Clearly some focus group has found that in these times of economic stress that people want durability and dependability, though it didn't seem to do much good for Woolworths who went out of business in their 99th year, tantalisingly close to their centenary. Couldn't everyone in the country have just gone down and bought some Pick 'n' Mix, just to keep them in business for one more year?
No.
No one cared then.
So I am not convinced it will make all that much difference now, but the marketing idiots seem to think differently.
I went down to Marks and Spencer this morning to buy something for lunch and was astonished to see queues stretching back for a couple couple of hundred metres from the door.
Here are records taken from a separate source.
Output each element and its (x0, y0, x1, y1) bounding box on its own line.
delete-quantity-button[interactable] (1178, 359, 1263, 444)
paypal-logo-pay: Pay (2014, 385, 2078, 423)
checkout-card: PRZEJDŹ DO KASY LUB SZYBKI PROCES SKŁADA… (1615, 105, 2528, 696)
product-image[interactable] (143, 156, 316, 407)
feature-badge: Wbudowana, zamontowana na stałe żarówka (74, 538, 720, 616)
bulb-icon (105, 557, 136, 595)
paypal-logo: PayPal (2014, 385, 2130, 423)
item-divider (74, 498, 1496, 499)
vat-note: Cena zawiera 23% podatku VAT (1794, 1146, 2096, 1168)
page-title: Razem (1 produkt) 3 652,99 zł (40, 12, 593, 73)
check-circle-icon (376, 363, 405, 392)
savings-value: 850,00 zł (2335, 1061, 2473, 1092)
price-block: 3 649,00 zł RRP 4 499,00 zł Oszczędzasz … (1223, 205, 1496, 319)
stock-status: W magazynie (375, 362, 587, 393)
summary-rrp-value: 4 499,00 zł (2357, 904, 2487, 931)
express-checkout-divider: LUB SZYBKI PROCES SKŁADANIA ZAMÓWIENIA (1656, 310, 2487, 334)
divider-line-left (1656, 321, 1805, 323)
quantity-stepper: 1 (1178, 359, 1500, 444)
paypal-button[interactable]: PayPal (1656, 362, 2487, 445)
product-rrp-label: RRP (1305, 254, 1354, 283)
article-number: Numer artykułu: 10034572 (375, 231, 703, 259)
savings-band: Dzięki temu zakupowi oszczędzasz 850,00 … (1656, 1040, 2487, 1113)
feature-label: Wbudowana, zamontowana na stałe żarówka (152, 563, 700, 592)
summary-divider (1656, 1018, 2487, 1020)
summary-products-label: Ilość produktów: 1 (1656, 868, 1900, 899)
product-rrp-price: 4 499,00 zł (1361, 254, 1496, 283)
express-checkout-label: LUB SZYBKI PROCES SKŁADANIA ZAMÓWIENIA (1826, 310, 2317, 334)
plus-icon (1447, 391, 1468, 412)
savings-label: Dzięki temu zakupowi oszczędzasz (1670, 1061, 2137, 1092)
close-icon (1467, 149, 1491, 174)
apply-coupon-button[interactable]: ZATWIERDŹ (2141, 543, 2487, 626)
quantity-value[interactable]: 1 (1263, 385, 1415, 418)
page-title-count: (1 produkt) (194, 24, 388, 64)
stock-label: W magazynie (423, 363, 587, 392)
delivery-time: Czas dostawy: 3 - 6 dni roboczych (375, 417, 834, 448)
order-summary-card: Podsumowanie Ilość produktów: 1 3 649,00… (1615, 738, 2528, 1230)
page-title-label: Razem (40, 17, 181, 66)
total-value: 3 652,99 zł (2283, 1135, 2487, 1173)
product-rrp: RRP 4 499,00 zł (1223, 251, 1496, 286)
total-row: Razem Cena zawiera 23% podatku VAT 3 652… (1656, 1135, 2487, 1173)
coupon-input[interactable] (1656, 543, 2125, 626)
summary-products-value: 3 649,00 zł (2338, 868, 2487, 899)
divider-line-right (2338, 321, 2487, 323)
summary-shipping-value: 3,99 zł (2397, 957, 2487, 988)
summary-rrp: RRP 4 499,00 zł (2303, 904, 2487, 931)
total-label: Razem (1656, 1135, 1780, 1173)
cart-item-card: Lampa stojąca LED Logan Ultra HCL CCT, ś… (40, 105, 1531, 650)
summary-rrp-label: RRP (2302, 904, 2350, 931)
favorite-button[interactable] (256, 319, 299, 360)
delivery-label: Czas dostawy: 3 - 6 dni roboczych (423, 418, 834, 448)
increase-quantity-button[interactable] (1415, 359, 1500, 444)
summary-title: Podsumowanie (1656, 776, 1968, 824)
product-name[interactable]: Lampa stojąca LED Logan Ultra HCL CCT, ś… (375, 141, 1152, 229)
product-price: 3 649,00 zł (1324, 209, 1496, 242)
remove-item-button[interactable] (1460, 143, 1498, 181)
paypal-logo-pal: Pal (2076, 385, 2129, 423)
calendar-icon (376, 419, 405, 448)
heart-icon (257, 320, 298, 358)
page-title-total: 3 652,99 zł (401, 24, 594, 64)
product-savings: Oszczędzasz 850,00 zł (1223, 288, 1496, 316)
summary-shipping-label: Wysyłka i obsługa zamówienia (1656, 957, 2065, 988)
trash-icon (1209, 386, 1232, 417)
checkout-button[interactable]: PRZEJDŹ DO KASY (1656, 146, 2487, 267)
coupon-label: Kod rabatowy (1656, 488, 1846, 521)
What was going on? Was the credit crunch over? Was I going to have to queue to buy my overpriced superfood salad?
As it turned out I wasn't. These hundreds of people were queuing to take advantage of a crazy credit crunch offer where M&S were selling certain items for one pence (because, as I understand it, they started as a bazaar where everything was a penny - so were just like one of those everything a pound shops that fill the Uxbridge Rd - look at them now!)
Not surprisingly the things that were going for 1p were rather limited - cans of pops, bags of humbugs, a promotional mug, a frisbee (according to Collings - I didn't see that), some gawdy looking jewelry. Obviously all of it was worth more than 1p, but I'm not convinced it was worth queuing for an hour to buy any of it. Surely everyone's time is worth something. But people don't want to miss out on an outrageous bargain, even if they don't want or need the thing they're trying to buy.
Unfortunately the offer did not hold good throughout the store and my five or six items set me back over twenty pounds. If they're going to do a credit crunch nostalgic offer then really they should do it properly.
It was one of the many things that got mentioned on
the latest Collings and Herrin podcast. The podcast Richard Herring was in a particularly tetchy mood and bullied the weak podcast Andrew Collings a bit too much. But I am not in a position to apologise for him. If he wants to say sorry then let him do so. He is beyond my control.
We made a go of trying to be professional as practice for our upcoming stint on 6Music (we're standing in for Jon Richardson on the 31st May - 10am). Obviously we won't be able to swear then, or to talk over each other, and any whiff of controversy will probably stymie our professional broadcasting career forever. Still it might be worth it. Though in reality despite my podcast cruelty I am getting rather fond of the idiotic, unscientific, infuriatingly stubborn in his wrong opinions Collings and don't want to wreck things for him. He is living on the breadline as it is. In fact I am surprised he made it to the podcast when there were 1p bags of humbugs to be had just a short distance away.
If only he would cave in to my demands then I would happily keep him and be his sugar daddy. But despite me offering him 10 grand for his anal cherry (though from his reticence to discuss it, I am not convinced that he is not a born again bum virgin), following the example of a Romanian student who sold her virginity to an odd and unpleasantly antiseptic gentleman (who insisted on two medical tests to prove her virginity and also provided a certificate to prove he was free of sexual infection - and I thought I was seedy). Collings though, would rather be poor and unhappy than rich and unhappy and sore. I admire his stand in a way.